Colombia is a U.S. client state. It made no sense to me that its U.S.-vetted president would come out with such a bold, shocking, 'liberal' initiative as drug legalization without an OK from Washington DC.

One of the things left to explain are the FBI raids on medical marijuana dispensaries in western U.S. states--business operations that are legal in their states. It seems very provocative. But I think it's similar to clearing the peasants off the land in Colombia--eliminating the small players, prior to the big players stepping in.

Another factor--and I have no answer for this one--is the huge police/prison/military complex that is so entrenched and that has ripped off the public for trillions of dollars, over four decades, for the phony, corrupt, murderous, failed "war on drugs." How to mollify this fascist establishment?

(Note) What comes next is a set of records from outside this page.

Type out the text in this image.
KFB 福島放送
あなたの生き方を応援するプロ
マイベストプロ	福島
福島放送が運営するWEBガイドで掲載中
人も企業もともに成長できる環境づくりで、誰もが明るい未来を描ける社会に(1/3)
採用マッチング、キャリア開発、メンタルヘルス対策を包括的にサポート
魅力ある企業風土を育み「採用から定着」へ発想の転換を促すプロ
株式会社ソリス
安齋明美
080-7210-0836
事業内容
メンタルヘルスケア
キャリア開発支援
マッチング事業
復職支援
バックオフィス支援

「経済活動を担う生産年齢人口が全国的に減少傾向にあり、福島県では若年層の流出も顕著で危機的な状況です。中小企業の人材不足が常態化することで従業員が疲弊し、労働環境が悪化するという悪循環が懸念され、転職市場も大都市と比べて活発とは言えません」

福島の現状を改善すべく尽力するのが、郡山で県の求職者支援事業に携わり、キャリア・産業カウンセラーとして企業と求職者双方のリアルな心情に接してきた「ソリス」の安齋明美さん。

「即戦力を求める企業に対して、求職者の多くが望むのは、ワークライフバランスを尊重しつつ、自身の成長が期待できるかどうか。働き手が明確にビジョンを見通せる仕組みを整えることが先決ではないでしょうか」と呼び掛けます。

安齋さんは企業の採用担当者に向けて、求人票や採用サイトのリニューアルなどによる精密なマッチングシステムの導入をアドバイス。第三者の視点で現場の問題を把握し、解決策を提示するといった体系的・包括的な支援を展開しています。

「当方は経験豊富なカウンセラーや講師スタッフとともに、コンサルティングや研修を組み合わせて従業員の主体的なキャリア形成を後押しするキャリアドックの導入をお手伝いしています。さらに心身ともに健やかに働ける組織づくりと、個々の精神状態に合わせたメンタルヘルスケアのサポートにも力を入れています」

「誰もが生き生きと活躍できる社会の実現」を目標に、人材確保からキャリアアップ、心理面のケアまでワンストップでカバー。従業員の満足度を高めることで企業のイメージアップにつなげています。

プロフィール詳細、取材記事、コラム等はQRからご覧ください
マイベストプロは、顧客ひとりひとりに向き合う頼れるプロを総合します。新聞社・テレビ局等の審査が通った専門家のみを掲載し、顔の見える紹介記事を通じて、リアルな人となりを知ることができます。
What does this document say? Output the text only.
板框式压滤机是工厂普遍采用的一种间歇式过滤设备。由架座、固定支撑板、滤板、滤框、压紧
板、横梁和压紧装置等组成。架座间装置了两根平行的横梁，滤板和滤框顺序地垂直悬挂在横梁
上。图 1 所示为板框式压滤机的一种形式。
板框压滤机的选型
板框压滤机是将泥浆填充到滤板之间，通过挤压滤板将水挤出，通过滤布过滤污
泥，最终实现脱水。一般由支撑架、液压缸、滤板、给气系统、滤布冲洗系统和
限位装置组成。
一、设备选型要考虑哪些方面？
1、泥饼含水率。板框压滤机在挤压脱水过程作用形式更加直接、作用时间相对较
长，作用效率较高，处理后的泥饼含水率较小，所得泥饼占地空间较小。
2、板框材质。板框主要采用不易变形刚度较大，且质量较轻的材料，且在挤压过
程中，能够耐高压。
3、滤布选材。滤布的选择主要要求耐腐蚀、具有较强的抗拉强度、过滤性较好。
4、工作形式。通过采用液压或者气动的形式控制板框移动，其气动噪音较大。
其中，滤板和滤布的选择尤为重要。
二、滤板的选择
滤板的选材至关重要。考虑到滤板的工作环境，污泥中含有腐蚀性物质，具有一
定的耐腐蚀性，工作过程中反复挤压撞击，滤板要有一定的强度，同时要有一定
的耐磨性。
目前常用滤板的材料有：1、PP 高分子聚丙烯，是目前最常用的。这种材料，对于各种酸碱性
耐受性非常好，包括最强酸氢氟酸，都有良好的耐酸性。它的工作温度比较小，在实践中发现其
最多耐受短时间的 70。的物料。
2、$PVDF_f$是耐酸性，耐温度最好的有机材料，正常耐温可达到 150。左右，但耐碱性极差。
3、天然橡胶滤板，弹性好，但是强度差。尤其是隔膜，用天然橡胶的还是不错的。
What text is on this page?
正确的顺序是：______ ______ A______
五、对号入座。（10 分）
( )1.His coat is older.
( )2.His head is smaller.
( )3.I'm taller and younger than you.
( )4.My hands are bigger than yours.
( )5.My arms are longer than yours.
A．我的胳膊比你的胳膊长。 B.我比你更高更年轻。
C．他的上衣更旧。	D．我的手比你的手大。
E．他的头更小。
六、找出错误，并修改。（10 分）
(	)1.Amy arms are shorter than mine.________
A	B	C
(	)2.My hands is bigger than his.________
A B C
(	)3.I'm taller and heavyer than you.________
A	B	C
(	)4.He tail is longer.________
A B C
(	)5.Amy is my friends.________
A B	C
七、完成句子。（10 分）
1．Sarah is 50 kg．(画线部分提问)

We see it being pressured already, with super-hypocrite Eric Holder (lawyer to Chiquita during their rightwing death squad phase in Colombia) now calling for lighter sentencing for drug 'offenders.' The MIC, having stolen most of our money and wrecked our economy with yet more unwinnable wars, surely has created a cash-flow problem, for keeping all those non-violent 'offenders' in our hellish prisons for long, punitive terms. But the problem is much bigger than this, and involves not just prisoners but also the millions of people employed by the system that put them there, not to mention the pointless brutality, that Cooper alludes to, of their methods of doing so (S.W.A.T. teams for invading a home, for a bag of marijuana). Massive layoffs in the police state is like massive layoffs in the military. It would send the economy into deep depression--one we might never recover from. We have gone that far off the cliff into fascism--so many of our people employed in fascist positions, enforcing fascist laws--that we can't afford (or think we can't afford) to change the policy.

This may be what is preventing Obama from moving quickly into legalization and the realization of Big Pharma/Big Ag/Big Chem's big plan to legalize and monopolize the drug trade.

There may also be controversy, and even an internal war, among of our corporate rulers, between those who are benefitting from the lucrative profits of illegalized weeds and processed substances and the war machine that puts up this high-cost farce of brutal opposition to it, on the one hand, and those who have planned for, and see the profit potential, of legalization, on the other.

I don't think "good government" comes into this at all, or only extremely peripherally (by a few, very few honest people in government or business). I think it is overwhelmingly a matter of contending forces within the uber-rich/corporate establishment. Sad to say. But the outcome will certainly affect millions of lives--indeed, all of our lives (the fascist anti-drug state is so pervasive), so we should try to understand it.

Why did Faux News allow Barry Cooper to speak at all? Was it simply to shout him down? Or was it to "run a flag up the flagpole" for the corporate "plan"? Do Faux News owners/execs have fingers in the pie (Big Pharma/Big Ag/Big Chem)?

Above all, though, Faux News DOES NOT WANT US TO THINK ABOUT IT. Our betters will make these decisions and fight their duels amongst themselves. We have nothing to say about the "war on drugs" or legalization--or, rather, we have much to say, but these powers--the powers that Faux News shills for--care not a whit what we think. We will be TOLD what to think. Our votes will be manipulated to their purposes. Cooper, I think, is totally sincere. But the management decision to put him on TV may not be--in fact is quite surely not.

What they want us to do is engage in a thoughtless shouting match, until the goals of the uber-rich are decided.